Have you ever done other work to make ends meet?

I’ve written three books involving a lot of travel while holding down a day job with a major daily newspaper. Books 1 and 3 were researched on built up vacation time; a former editor allowed me two months of unpaid leave to work on book 2. Hopefully, books 4 and beyond will be without day-job interference.

What travel authors or books might you recommend and/or have influenced you?

I am a great fan of writers such as Eric Newby, Bruce Chatwin, Jan Morris, Paul Paolicelli, Ann Cornelisen, Mary Taylor Simetti, just to name a few. I would recommend Persephone’s Island, A Small Place in Italy, Dances with Luigi, The Venetian Empire, and a wonderful little book by Chatwin that has nothing to do with Italy, On the Black Hill. The early 20th century writer H.V. Morton should not be missed. His A Traveller in Southern Italy is a classic, as is George Gissing’s By the Ionian Sea, which was the book that got me started on this travel-writing adventure.

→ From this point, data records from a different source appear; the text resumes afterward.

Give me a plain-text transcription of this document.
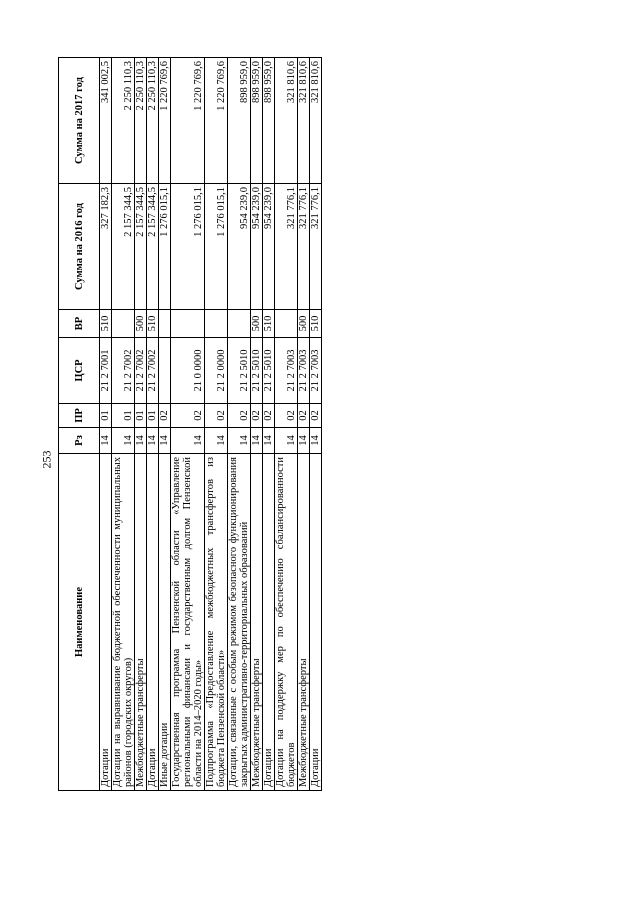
253
Наименование	Рз	ПР	ЦСР	ВР	Сумма на 2016 год	Сумма на 2017 год
Дотации	14	01	21 2 7001	510	327 182,3	341 002,5
Дотации на выравнивание бюджетной обеспеченности муниципальных районов (городских округов)	14	01	21 2 7002		2 157 344,5	2 250 110,3
Межбюджетные трансферты	14	01	21 2 7002	500	2 157 344,5	2 250 110,3
Дотации	14	01	21 2 7002	510	2 157 344,5	2 250 110,3
Иные дотации	14	02			1 276 015,1	1 220 769,6
Государственная программа Пензенской области «Управление региональными финансами и государственным долгом Пензенской области на 2014–2020 годы»	14	02	21 0 0000		1 276 015,1	1 220 769,6
Подпрограмма «Предоставление межбюджетных трансфертов из бюджета Пензенской области»	14	02	21 2 0000		1 276 015,1	1 220 769,6
Дотации, связанные с особым режимом безопасного функционирования закрытых административно-территориальных образований	14	02	21 2 5010		954 239,0	898 959,0
Межбюджетные трансферты	14	02	21 2 5010	500	954 239,0	898 959,0
Дотации	14	02	21 2 5010	510	954 239,0	898 959,0
Дотации на поддержку мер по обеспечению сбалансированности бюджетов	14	02	21 2 7003		321 776,1	321 810,6
Межбюджетные трансферты	14	02	21 2 7003	500	321 776,1	321 810,6
Дотации	14	02	21 2 7003	510	321 776,1	321 810,6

What advice and/or warnings would you give to someone who is considering going into travel writing?

Three words: Do it differently. Find a way to tell a story, describe a people, and embrace a place that is unique from other writers. Many have fallen into that clichéd trap, to offer one example, of writing about the villa they purchased in Italy and what they went through with a cast of local “characters” restoring the place. Eric Newby was one of the first to it right with A Small Place in Italy; it seldom has been done right since. And don’t forget the history of a place and a people; that puts the present in a cultural, historical context that is quite important, I believe. And that’s hard. Believe me, it’s a challenge to weave in history without it reading like a college textbook.

What is the biggest reward of life as a travel writer?

The people I have met and become long-time friends with are my biggest reward. As a journalist, I used to marvel at the access I had to people that non-journalists do not have. I could call the governor to ask questions, and he would call me back. That’s heady stuff for a 20-year-old reporter. Writing books gives me the same kind of access to people of all sorts, and nearly all have been delightful, willing to show me things, and answer all of my nosy questions. Also, I get to see wonderful places and broaden my knowledge of how and why certain groups of people have become the way they are. Whether I am writing books or just on vacations, I return to those places again and again and introduce friends and family to them.